Eating it Up: Food ads from the 80s and 90s that I still can’t forget

When I was writing my piece for Table Matters about the Grey Poupon ad campaigns, I kept remembering how much my family got a kick out of imitating the accents in the 1980s commercial: Pardon me, but do you have any Grrrrey Pou-pon? It wasn’t just us: Wayne’s World poked fun at it too. Those accents, that ridiculous posh manner–just too much fun. (Which, of course, was the goal of the ad.)

When my mom read the article, she was reminded of a different commercial from the 80s that my brother and I parroted incessantly.  Whenever we recognized our neighborhood on the way back from a long car trip, we would intone “Almost Home Cookies. You can almost taste the recipe!”

I have no memory of that commercial, which is a run-of-the-mill husbands-are-from-Mars-wives-are-from-Venus dialogue, but I definitely remember the tagline. My brother and I are pretty good mimics and we had great fun trying on the confident and persuasive Grown Up Announcer voice.

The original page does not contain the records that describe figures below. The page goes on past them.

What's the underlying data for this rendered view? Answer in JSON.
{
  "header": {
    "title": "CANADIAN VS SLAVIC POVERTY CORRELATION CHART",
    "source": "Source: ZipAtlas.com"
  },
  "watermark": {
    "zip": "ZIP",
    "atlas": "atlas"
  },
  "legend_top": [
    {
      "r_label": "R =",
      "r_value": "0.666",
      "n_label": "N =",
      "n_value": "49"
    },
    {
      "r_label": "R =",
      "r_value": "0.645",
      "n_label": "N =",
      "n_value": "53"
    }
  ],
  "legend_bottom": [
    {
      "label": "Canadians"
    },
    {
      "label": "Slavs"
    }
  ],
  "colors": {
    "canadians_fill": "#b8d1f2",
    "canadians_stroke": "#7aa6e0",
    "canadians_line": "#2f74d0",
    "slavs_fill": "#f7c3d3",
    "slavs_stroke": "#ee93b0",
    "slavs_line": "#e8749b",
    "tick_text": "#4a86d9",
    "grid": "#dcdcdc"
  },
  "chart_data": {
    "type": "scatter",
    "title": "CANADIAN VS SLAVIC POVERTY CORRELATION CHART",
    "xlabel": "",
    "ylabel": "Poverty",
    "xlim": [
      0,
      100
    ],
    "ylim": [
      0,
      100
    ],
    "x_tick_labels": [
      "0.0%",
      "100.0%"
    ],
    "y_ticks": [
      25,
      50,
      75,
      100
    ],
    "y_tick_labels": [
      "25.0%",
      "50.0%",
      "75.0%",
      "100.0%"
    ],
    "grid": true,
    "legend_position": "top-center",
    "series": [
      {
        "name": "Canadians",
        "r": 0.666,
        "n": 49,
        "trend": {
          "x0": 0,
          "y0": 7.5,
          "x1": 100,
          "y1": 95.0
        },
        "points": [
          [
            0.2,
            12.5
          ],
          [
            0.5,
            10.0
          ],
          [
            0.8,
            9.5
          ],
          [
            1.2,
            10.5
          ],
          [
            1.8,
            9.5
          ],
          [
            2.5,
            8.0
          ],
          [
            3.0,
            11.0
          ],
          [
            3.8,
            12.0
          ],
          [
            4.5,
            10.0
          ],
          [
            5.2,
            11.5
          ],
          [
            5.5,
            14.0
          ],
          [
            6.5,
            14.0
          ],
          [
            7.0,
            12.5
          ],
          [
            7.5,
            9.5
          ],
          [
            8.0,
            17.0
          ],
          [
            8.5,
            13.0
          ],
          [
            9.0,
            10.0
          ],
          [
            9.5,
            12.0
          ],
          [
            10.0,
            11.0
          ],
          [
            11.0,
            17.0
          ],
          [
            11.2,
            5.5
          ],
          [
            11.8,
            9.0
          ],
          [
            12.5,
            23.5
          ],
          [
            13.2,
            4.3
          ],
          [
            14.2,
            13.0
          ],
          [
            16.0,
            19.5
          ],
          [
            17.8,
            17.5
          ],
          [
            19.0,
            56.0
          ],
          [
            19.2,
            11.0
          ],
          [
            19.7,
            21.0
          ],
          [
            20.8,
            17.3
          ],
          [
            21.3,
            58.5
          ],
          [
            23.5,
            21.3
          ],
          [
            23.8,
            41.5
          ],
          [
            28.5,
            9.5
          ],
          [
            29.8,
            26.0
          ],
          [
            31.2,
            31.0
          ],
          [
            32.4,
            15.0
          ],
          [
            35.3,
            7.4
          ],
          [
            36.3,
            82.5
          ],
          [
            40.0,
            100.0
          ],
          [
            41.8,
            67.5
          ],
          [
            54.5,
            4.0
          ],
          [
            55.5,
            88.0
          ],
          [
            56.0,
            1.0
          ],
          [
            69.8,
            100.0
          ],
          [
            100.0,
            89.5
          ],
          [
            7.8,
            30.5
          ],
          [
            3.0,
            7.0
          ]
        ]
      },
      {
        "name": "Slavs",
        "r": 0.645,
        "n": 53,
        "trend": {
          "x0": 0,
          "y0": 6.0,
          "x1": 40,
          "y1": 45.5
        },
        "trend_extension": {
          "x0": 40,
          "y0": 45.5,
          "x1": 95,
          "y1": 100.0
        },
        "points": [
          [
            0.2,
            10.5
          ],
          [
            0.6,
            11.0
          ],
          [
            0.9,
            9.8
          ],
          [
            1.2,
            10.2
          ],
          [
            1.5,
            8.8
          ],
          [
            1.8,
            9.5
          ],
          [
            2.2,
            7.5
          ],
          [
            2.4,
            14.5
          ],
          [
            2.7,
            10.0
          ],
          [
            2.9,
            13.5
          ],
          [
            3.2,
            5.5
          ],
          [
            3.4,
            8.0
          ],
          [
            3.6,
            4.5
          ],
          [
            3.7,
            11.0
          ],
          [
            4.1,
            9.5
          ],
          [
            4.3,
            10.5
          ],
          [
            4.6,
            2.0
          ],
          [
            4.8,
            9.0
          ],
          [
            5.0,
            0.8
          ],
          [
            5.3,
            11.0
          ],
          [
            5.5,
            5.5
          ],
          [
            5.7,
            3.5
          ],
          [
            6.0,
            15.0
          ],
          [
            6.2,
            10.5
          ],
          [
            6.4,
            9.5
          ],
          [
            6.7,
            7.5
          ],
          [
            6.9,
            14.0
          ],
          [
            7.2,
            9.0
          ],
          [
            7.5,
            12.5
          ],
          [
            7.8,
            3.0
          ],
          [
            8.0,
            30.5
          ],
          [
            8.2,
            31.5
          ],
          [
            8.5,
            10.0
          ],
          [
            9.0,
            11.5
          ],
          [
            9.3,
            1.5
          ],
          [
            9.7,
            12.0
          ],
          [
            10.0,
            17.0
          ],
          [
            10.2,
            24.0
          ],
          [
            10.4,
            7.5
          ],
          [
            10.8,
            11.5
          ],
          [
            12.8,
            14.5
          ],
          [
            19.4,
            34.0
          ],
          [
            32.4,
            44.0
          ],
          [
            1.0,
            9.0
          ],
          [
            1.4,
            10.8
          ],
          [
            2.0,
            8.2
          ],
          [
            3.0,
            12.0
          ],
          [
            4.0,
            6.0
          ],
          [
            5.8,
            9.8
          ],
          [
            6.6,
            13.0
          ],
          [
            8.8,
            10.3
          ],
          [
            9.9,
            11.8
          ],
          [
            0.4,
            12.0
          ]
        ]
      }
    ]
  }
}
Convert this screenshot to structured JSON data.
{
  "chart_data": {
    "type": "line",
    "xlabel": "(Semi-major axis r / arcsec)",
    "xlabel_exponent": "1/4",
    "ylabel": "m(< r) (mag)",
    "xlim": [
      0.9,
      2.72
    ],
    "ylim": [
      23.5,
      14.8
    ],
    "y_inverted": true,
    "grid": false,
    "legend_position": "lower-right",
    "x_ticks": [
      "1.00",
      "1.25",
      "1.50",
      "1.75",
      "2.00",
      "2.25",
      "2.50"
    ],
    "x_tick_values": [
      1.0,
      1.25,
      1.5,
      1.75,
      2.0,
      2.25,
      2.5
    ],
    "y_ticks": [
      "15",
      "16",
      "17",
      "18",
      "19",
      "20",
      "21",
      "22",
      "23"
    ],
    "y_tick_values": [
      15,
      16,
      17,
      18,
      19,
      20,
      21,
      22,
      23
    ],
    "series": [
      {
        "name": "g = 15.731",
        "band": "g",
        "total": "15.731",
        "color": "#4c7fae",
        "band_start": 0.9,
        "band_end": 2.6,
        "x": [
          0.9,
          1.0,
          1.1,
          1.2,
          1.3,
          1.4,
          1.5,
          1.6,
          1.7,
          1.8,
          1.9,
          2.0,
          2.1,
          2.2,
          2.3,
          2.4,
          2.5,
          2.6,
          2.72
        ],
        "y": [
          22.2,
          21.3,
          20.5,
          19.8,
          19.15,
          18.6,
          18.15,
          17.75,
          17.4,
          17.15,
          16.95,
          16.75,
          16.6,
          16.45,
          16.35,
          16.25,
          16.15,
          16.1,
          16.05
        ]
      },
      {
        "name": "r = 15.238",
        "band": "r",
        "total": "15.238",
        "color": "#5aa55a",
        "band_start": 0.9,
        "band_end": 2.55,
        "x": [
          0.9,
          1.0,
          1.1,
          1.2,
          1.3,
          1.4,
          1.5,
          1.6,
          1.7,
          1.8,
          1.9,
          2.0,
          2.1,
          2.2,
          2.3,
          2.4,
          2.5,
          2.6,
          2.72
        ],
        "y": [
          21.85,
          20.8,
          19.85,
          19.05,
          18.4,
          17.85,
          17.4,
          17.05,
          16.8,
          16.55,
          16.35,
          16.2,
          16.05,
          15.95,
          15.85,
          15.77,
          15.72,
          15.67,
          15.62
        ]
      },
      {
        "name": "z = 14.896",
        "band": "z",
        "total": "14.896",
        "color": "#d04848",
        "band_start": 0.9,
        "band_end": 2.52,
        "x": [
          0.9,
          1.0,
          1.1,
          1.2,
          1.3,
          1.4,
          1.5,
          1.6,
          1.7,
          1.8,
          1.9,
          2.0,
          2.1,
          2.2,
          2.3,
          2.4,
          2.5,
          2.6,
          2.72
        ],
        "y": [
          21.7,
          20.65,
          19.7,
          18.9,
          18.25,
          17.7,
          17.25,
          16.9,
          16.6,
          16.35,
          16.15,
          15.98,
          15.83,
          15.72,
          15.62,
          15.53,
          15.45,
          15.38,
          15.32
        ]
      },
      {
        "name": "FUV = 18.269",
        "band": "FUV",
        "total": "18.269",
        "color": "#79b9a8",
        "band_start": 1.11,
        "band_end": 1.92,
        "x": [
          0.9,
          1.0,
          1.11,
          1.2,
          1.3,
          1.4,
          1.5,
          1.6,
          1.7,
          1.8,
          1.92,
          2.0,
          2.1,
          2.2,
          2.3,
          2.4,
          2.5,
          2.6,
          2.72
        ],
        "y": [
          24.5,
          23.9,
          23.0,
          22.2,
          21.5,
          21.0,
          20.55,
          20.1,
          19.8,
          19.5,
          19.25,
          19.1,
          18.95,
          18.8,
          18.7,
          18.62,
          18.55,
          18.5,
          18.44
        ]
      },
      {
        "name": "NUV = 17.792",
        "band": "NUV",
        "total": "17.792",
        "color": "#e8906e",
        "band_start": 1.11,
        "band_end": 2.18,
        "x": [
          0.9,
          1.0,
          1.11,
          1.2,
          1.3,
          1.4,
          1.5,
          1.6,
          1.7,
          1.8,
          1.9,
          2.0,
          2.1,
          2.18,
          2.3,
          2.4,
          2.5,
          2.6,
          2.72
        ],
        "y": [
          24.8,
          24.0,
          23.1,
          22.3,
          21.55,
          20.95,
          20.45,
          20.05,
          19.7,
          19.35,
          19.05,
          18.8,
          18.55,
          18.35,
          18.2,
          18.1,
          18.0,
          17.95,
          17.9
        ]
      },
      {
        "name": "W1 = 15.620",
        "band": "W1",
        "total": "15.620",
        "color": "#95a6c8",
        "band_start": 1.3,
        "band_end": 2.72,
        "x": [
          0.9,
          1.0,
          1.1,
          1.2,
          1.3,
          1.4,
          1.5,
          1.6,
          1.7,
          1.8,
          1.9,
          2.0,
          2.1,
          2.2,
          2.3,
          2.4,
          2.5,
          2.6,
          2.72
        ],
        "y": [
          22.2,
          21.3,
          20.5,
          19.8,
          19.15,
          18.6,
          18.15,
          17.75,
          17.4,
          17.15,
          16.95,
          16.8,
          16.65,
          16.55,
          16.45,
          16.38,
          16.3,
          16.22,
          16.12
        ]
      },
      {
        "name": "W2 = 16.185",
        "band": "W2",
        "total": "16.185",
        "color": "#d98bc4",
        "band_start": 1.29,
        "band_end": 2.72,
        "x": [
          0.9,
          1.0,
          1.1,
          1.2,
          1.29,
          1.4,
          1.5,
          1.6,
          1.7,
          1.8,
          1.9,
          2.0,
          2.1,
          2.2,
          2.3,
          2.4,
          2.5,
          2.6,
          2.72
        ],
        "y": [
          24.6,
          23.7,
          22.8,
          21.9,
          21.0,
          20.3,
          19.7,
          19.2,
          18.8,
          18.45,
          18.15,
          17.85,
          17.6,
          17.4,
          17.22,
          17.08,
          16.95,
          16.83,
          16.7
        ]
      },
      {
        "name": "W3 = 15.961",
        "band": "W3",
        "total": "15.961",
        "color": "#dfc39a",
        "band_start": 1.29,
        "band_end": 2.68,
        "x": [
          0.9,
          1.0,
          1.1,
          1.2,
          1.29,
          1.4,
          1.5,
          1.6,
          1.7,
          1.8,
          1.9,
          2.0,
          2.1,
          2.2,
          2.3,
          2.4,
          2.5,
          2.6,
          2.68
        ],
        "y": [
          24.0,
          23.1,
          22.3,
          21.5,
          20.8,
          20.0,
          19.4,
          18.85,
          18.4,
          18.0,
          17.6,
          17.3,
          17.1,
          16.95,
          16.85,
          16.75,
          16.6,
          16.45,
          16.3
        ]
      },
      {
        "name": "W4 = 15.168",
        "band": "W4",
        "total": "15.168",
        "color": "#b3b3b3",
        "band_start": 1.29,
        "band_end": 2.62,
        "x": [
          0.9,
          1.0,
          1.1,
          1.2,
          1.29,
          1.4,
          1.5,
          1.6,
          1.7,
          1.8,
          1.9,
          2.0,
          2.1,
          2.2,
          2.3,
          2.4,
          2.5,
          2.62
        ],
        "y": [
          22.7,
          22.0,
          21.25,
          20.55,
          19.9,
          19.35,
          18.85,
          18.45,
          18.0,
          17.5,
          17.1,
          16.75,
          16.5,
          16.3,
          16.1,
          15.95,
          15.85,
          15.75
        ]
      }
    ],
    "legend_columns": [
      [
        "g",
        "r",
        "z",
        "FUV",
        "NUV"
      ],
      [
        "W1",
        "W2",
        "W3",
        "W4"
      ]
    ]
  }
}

Once reminded of this childhood tagline mimicry, I could recall a number of other jingles and taglines that had firmly embedded themselves in my childhood consciousness. Oddly, nearly all the examples I remember are commercials for food: in addition to Grey Poupon and Almost Home Cookies, I was also forever imitating–or even reenacting, with dolls or friends–the melodrama of my favorite Fig Newton commercial, which I cannot find anywhere on the internet. A man and a woman float on the sea (in a raft? a lifeboat? not sure); they have but a cookie and a Newton between them, and the man chivalrously offers to eat the cookie. The woman flings the cookie into the sea, saying “Not a bit of it Charles. We’ll share the Newton!” Share was a long drawl, a world of ahhhh in one syllable.

That ad had more appeal for me as a child than the other favorite Newton ad of the same period, also difficult to find online, in which a child crisply informs his mother that the snack he ate in bed was not a cookie but a “frrrruit Newton.” (Thus, he could not be chastised for eating cookies in bed.) Again with the posh accents–perhaps taking a cue from the Grey Poupon commercials?–but as a child, I was far less interested in other children than in dramatic, elegant scenes of adulthood. I also liked I Can’t Believe it’s Not Butter for this reason: before the long-running series of Fabio commercials, I Can’t Believe It’s Not Butter staged romantic scenes of departing trains and ballrooms. In fact, I recall storyboarding one of these ads in one of my numerous grade school notebooks: as though I were going to include it in a movie script, I wrote down the setting (ballroom) and the scenery (chandeliers, fog) and sketched the dancers (although I drew them in the lift pose from Dirty Dancing). Why? I can’t remember. I can only conjecture.

When I’ve taught advertising analysis in college composition courses, we tend to examine ads in light of the consumer desire they are meant to invoke. But the consumer we had in mind was always an adult: we’d imagine I Can’t Believe It’s Not Butter trying to seduce women by promising of a spread with the decadence taste of butter but fewer calories; we’d discuss the ways the British upper crust in Newton ads, as in the Grey Poupon ads, are meant to solicit our humor and envy at the same time. But I’m astonished to think of how deeply these ads deeply affected my childhood self, without having any of the pull they are intended to have for adults. Instead, they represented a glimpse into adulthood–a theatrical, appealing variety of adulthood–that were easily accessible (airtime during family television programming) and digestible (being short, and punchy). The memorable ones tend to have a story–in 30 seconds, they lay the scene and set the stakes–so for a child who loves stories, these commercials are candy, quick fixes. (The storyboarding incident suggests that I was learning a lot about narrative from television advertising, which is kind of neat but also kind of alarming.)

Those are my theories, anyhow. What commercials do you remember from your youth? What made them memorable? Or, from those of you that have children, I’d be very interested to know whether there are any television ads that your children repeat and reenact in this way.